Falando à Lusa em Luanda, onde se juntou ao também escritor angolano José Eduardo Agualusa no teatro Elinga, que apresentou na capital de Angola o livro "A Sociedade dos Sonhadores Involuntários", lançado em Portugal em 2017, Mia Couto lamentou o "estigma" moçambicano de constante recomeço.
"É uma desgraça terrível [a devastação provocada pelo ciclone Idai]. Uma desgraça humana imediata. Há muita gente que morreu, gente que foi projetada anos para trás, do ponto de vista da construção da sua própria vida, e o país recuou 15 anos. É como se fosse um estigma, este país tem sempre de recomeçar, e recomeçar e recomeçar", sustentou.

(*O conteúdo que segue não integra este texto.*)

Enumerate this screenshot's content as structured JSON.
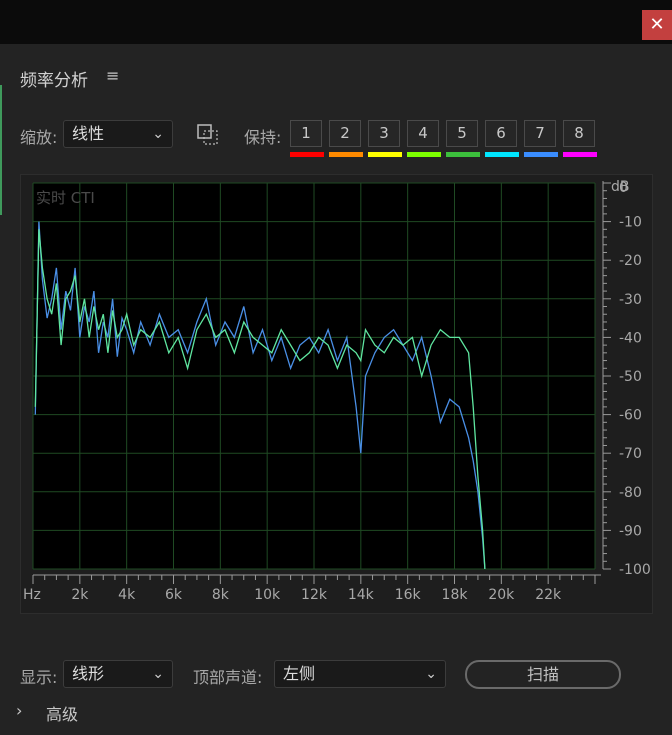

Questionado sobre se a tragédia provocada a 14 de março pelo Idai - os mais recentes dados oficiais apontam para 602 mortos e mais de 1,5 milhões de pessoas afetadas -, em conjunto com o caso das "dívidas ocultas" - ligado à prestação de garantias no valor de cerca de 2.000 milhões de euros pelo anterior Governo moçambicano a favor de três empresas do Estado ligadas à segurança marítima e pesca, sem o conhecimento da Assembleia da República e do Tribunal Administrativo -, pode atrasar ainda mais o desenvolvimento do país, Mia Couto referiu que se trata de "um peso para os próximos anos".
"As dívidas ocultas serão um peso que vamos carregar nos próximos anos. Não só as ocultas, mas também aquelas declaradas", respondeu, salientando, porém, que não é só de más notícias que se pode falar de Moçambique.
"É importante também estar atento que Moçambique, durante esse escândalo e durante o momento que estivemos distraídos com isso, conseguiu fechar um capítulo muito sério, em que passou desapercebida a própria informação, que foi firmar os últimos acordos de paz, integrar a gente da Renamo e construir aquilo que eram as últimas etapas para que a gente tivesse paz", sublinhou.
Mia Couto disse também estar "esperançado com o futuro" do país.
"Tenho esperança sim. Mesmo que seja pessimista, sou um pessimista com esperança", concluiu.
Sobre o Idai, dados de sábado do Instituto Nacional de Gestão de Calamidades (INGC) moçambicano acrescentam mais quatro vítimas ao balanço de mortes, que permanecia inalterado desde terça-feira, com o de feridos a manter-se em 1.641.
A tabela atualizada eleva para mais de 1,5 milhões o total de pessoas afetadas (1.514.445), um grupo que inclui todas aquelas que necessitam de algum tipo de assistência, que perderam casas ou necessitam de alimentos.
Ao nível da assistência humanitária, os números registaram hoje um ligeiro aumento: há 160.927 pessoas em centros de acomodação.
Um quinto da população que está a receber assistência humanitária insere-se na classificação de grupos vulneráveis, que incluem grávidas e idosos.
Outros números continuam a subir: a contagem oficial indica que há 3.359 salas de aula danificadas e 263.181 alunos afetados.
O número de habitações totalmente destruídas (a maioria de construção precária) subiu para 111.163 e há 112.735 casas parcialmente danificadas.